How can I find the solution to $x(e^x)+\ln(x)+c = 0$, where $c$ is constant?
I believe the solution is solved using Lambert $W$-function and derivatives, but I can't figure it out. I can't find any ideas.
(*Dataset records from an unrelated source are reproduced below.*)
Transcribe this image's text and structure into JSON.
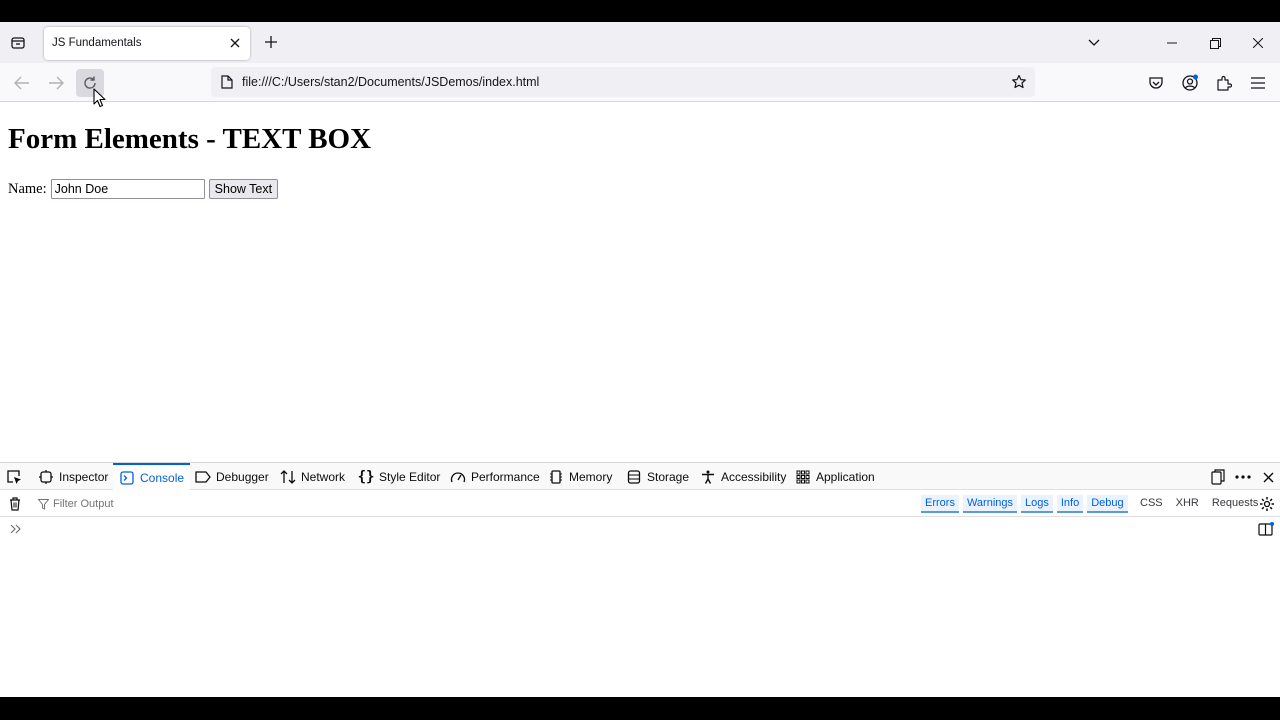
{
  "browser": {
    "tab": {
      "title": "JS Fundamentals"
    },
    "url": "file:///C:/Users/stan2/Documents/JSDemos/index.html"
  },
  "page": {
    "heading": "Form Elements - TEXT BOX",
    "name_label": "Name:",
    "name_value": "John Doe",
    "show_button": "Show Text"
  },
  "devtools": {
    "tabs": [
      {
        "label": "Inspector",
        "icon": "inspector-icon"
      },
      {
        "label": "Console",
        "icon": "console-icon"
      },
      {
        "label": "Debugger",
        "icon": "debugger-icon"
      },
      {
        "label": "Network",
        "icon": "network-icon"
      },
      {
        "label": "Style Editor",
        "icon": "style-editor-icon"
      },
      {
        "label": "Performance",
        "icon": "performance-icon"
      },
      {
        "label": "Memory",
        "icon": "memory-icon"
      },
      {
        "label": "Storage",
        "icon": "storage-icon"
      },
      {
        "label": "Accessibility",
        "icon": "accessibility-icon"
      },
      {
        "label": "Application",
        "icon": "application-icon"
      }
    ],
    "selected_tab": "Console",
    "filter_placeholder": "Filter Output",
    "levels": [
      "Errors",
      "Warnings",
      "Logs",
      "Info",
      "Debug"
    ],
    "types": [
      "CSS",
      "XHR",
      "Requests"
    ]
  },
  "colors": {
    "accent": "#0060df",
    "tabstrip": "#f0f0f4",
    "navbar": "#f9f9fb"
  }
}
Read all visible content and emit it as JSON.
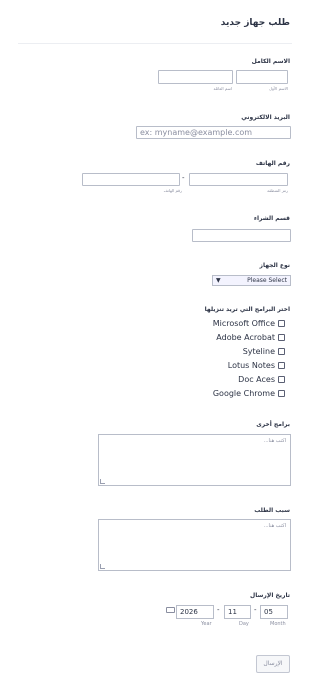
{
  "form": {
    "title": "طلب جهاز جديد",
    "submit_label": "الإرسال"
  },
  "full_name": {
    "label": "الاسم الكامل",
    "first_sublabel": "الاسم الأول",
    "last_sublabel": "اسم العائلة"
  },
  "email": {
    "label": "البريد الالكتروني",
    "placeholder": "ex: myname@example.com"
  },
  "phone": {
    "label": "رقم الهاتف",
    "area_sublabel": "رمز المنطقة",
    "number_sublabel": "رقم الهاتف",
    "separator": "-"
  },
  "department": {
    "label": "قسم الشراء"
  },
  "device_type": {
    "label": "نوع الجهاز",
    "selected": "Please Select"
  },
  "software": {
    "label": "اختر البرامج التي تريد تنزيلها",
    "options": [
      "Microsoft Office",
      "Adobe Acrobat",
      "Syteline",
      "Lotus Notes",
      "Doc Aces",
      "Google Chrome"
    ]
  },
  "other_programs": {
    "label": "برامج أخرى",
    "placeholder": "اكتب هنا..."
  },
  "reason": {
    "label": "سبب الطلب",
    "placeholder": "اكتب هنا..."
  },
  "send_date": {
    "label": "تاريخ الإرسال",
    "year": "2026",
    "day": "11",
    "month": "05",
    "year_label": "Year",
    "day_label": "Day",
    "month_label": "Month",
    "separator": "-"
  }
}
Can someone tell me the idea behind this problem?
Consider the two functions $$f(x)=x e^x+\log(x)+c \qquad \text{and} \qquad g(x)=x+\log(x)+c$$ Since $f(x)>g(x)$, the solution of $f(x)=0$ is smaller than $$a=W\left(e^{-c}\right)\qquad \text{and} \qquad f(a)=\log \left(W\left(e^{-c}\right)\right)+c+e^{-c}$$ is always positive.
Expanding $f(x)$ as an infinite series around $x=a$ gives $$f(x)=\left(e^a a+\log (a)+c\right)+\sum_{n=1}^\infty \Bigg[\frac{e^a (a+n)}{\Gamma (n+1)}-(-1)^n\frac{ a^{-n}}{n} \Bigg](x-a)^n$$ Truncating to some order and using series reversion with (for easier notations) $$k=\left(e^a a+\log (a)+c\right)\qquad \text{and} \qquad b_n=\frac{e^a (a+n)}{\Gamma (n+1)}-(-1)^n\frac{ a^{-n}}{n}$$
$$\color{blue}{x=a-\frac k{b_1}-\frac{b_2 k^2}{b_1^3}+\frac{\left(b_1 b_3-2 b_2^2\right) k^3}{b_1^5}-\frac{\left(5 b_2^3-5 b_1 b_3 b_2+b_1^2 b_4\right) k^4}{b_1^7}+\cdots}$$
Trying for a few values of $c$, the results
$$\left( \begin{array}{ccc} c & \text{approximation} & \text{solution}\\ 0.00 & \color{red}{0.47067}41211 & 0.4706753748 \\ 0.25 & \color{red}{0.41522}37046 & 0.4152225064 \\ 0.50 & \color{red}{0.361196}8377 & 0.3611964501 \\ 0.75 & \color{red}{0.3097050}650 & 0.3097050036 \\ 1.00 & \color{red}{0.2618048}436 & 0.2618048383 \\ 1.25 & \color{red}{0.218353889}6 & 0.2183538895 \\ 1.50 & \color{red}{0.1798994651} & 0.1798994651 \end{array} \right)$$ which seem to be decent.
For sure, we could take more terms in the expansion in terms of $t$ and obtain better results.